官方的教程都是一些简单的例子，但在实际开发中，情况可能会复杂得多。比如，有一个网络，它的前半部分是要共享的，而后半部分则是不需要共享的，在这种情况下，如果还要自己去调用 scope.reuse_variables() 来决定共享的时机，无论如何都是办不到的，比如下面这个例子：

def test(mode):

    w = tf.get_variable(name=mode+"w", shape=[1,2])
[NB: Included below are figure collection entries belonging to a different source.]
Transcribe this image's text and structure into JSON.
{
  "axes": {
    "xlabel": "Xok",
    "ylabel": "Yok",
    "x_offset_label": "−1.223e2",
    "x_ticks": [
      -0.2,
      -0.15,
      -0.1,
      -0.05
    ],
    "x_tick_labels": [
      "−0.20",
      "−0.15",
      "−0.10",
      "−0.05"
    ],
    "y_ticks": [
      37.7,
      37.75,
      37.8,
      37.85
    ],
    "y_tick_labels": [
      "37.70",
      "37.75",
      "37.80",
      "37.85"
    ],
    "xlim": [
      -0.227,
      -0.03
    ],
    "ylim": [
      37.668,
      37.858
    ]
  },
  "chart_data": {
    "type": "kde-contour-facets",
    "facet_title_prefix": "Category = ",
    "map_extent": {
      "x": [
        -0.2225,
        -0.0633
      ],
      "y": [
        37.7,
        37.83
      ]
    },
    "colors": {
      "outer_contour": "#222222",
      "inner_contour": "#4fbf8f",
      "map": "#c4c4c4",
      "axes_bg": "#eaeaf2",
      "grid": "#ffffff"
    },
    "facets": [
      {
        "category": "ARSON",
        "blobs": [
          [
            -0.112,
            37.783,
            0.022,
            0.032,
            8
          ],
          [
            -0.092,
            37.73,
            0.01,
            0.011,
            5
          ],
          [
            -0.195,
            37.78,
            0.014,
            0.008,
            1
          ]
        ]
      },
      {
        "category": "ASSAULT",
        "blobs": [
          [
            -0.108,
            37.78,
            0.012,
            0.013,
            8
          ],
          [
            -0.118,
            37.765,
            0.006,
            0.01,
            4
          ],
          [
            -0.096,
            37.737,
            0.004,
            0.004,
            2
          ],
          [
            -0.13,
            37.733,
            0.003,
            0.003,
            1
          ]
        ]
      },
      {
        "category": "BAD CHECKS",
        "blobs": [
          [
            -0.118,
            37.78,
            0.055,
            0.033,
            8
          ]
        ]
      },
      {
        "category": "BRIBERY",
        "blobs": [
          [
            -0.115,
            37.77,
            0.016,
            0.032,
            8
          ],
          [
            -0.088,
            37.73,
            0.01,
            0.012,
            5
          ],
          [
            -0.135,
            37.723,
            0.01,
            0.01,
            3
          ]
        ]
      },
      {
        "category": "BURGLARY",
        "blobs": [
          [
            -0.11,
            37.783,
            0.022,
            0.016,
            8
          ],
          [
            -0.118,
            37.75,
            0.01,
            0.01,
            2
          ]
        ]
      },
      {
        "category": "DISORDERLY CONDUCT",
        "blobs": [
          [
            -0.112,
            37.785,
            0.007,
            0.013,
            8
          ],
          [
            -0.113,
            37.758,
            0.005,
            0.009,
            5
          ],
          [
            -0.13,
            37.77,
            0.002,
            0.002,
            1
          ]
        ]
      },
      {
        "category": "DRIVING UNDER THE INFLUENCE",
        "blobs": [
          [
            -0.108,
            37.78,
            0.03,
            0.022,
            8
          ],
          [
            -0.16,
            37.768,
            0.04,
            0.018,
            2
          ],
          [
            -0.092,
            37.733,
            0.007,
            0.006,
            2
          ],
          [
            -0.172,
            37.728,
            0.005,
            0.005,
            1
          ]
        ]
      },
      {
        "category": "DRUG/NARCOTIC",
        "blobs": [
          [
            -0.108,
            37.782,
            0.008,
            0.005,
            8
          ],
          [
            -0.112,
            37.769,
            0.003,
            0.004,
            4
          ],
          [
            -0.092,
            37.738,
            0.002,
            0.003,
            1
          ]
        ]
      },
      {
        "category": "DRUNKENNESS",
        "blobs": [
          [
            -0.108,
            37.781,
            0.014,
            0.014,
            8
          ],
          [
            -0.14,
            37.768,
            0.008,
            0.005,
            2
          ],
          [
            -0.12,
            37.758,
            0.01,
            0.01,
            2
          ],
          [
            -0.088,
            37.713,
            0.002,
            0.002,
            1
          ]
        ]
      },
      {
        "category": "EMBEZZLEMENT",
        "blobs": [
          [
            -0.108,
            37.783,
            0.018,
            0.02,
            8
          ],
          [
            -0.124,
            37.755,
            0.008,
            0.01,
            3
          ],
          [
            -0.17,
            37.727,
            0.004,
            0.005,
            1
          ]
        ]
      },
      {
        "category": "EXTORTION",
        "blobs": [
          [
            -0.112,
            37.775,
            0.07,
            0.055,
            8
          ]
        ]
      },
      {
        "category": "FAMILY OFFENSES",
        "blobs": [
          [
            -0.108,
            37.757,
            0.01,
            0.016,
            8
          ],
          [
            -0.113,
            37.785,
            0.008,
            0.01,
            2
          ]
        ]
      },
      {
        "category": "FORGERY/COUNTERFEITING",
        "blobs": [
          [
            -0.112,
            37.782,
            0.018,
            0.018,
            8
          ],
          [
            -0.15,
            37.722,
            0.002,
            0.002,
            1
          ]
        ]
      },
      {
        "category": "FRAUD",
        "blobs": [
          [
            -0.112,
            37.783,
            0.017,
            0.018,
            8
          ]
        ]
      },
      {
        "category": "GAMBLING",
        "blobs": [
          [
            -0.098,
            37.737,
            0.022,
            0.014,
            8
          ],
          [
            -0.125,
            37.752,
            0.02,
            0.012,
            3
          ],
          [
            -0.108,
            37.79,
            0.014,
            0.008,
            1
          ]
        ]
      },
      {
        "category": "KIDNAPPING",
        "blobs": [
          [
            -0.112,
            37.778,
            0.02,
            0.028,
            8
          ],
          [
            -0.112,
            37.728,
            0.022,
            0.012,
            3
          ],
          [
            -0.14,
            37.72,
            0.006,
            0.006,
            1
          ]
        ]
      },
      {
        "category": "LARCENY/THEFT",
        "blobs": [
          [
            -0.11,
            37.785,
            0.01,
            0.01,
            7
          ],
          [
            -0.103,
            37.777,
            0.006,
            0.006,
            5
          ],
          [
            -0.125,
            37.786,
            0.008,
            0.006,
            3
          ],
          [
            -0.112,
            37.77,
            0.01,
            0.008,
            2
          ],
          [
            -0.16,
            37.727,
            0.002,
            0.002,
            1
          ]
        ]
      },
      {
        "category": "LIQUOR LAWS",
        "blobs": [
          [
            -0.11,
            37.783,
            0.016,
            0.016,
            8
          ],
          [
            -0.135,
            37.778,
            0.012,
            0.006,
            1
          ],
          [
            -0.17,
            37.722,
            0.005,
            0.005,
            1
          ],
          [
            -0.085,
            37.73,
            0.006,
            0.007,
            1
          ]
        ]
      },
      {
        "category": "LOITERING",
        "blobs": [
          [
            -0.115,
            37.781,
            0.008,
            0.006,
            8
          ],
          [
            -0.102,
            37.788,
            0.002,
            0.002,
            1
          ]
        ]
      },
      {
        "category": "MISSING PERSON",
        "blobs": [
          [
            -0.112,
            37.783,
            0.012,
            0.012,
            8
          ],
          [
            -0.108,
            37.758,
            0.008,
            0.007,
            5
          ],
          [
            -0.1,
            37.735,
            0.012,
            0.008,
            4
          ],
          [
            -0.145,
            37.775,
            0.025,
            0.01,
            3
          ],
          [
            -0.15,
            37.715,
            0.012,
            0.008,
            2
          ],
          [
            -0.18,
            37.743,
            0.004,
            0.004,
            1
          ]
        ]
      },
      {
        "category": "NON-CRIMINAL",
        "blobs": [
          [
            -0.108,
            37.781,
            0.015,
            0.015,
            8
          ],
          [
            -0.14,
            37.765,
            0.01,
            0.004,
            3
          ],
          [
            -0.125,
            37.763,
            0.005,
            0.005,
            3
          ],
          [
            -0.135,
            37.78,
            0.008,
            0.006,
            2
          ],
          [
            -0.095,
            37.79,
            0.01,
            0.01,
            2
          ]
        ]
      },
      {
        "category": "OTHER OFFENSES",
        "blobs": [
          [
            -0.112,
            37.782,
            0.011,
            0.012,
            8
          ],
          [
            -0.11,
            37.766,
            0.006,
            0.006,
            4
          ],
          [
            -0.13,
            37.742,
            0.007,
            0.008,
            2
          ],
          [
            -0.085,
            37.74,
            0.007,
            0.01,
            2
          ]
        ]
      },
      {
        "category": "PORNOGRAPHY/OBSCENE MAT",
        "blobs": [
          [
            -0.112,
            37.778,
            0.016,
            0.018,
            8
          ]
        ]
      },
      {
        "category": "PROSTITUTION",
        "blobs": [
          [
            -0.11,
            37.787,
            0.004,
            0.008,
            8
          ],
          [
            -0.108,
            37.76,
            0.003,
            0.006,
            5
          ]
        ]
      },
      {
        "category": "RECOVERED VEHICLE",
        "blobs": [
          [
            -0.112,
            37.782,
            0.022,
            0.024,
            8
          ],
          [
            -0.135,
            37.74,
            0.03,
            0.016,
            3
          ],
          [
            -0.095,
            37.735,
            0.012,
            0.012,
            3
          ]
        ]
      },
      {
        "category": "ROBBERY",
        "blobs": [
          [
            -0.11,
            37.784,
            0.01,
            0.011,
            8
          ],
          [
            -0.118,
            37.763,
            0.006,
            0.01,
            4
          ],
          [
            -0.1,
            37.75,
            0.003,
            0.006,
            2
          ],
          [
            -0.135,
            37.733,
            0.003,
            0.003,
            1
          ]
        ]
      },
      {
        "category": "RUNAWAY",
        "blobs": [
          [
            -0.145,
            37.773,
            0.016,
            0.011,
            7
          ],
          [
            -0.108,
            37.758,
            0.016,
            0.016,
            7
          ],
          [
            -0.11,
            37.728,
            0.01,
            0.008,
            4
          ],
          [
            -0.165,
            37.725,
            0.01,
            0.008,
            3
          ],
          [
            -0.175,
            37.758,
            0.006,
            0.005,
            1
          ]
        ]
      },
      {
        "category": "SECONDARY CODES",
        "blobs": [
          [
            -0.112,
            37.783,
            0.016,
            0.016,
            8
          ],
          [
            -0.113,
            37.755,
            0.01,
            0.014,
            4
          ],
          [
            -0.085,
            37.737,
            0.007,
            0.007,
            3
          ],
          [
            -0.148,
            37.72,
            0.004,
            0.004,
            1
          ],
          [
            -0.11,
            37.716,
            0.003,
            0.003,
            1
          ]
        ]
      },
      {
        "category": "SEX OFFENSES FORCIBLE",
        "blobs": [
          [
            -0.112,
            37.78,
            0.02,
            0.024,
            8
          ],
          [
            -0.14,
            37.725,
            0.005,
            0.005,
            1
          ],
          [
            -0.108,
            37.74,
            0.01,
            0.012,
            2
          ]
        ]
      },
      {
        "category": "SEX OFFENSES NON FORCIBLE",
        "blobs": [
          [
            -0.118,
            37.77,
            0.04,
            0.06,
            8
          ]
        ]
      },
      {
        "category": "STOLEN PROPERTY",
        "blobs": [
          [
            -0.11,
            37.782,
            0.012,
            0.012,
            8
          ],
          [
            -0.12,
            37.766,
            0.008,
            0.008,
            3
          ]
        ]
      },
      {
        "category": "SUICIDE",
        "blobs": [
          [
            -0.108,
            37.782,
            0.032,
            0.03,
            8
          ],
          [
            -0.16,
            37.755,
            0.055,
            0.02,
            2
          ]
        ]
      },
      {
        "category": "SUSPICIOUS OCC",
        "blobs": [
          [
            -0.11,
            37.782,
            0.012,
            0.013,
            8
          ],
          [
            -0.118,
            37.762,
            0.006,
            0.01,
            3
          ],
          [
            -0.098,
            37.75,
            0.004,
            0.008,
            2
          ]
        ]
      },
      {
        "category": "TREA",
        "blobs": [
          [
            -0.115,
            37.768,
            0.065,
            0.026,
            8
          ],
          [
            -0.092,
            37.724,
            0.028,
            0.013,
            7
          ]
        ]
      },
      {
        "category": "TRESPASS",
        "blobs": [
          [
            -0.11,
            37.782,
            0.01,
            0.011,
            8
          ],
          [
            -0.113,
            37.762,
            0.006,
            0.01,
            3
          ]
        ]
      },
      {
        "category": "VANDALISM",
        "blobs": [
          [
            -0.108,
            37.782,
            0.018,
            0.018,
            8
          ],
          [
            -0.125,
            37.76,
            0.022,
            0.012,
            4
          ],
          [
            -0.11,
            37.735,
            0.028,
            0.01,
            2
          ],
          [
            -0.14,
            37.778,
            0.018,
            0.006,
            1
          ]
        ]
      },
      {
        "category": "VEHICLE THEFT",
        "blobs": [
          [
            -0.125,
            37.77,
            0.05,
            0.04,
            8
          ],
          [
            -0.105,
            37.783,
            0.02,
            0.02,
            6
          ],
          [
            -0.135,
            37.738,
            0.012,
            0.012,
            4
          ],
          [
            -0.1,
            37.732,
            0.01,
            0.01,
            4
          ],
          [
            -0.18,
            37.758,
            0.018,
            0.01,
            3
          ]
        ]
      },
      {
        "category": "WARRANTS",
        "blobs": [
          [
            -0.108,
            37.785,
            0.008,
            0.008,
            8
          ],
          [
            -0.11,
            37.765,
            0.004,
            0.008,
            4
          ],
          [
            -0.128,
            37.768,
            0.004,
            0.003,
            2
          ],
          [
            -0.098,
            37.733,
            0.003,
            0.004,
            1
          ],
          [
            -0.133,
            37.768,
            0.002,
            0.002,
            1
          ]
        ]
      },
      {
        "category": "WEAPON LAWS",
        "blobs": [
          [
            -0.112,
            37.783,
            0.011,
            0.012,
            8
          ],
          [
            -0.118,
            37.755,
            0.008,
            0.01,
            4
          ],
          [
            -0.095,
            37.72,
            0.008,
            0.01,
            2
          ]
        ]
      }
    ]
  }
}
    u = tf.get_variable(name="u", shape=[1,2])

    return w, u

with tf.variable_scope("test") as scope:

    w1, u1 = test("mode1")

    # scope.reuse_variables()

    w2, u2 = test("mode2")

这个例子中，我们要使用两个变量： w 和 u，其中 w 是不共享的，而 u 是共享的。在这种情况下，不管你加不加 scope.reuse_variables()，代码都会出错。因此，Tensorflow 提供另一种开启共享的方法：

def test(mode):

    w = tf.get_variable(name=mode+"w", shape=[1,2])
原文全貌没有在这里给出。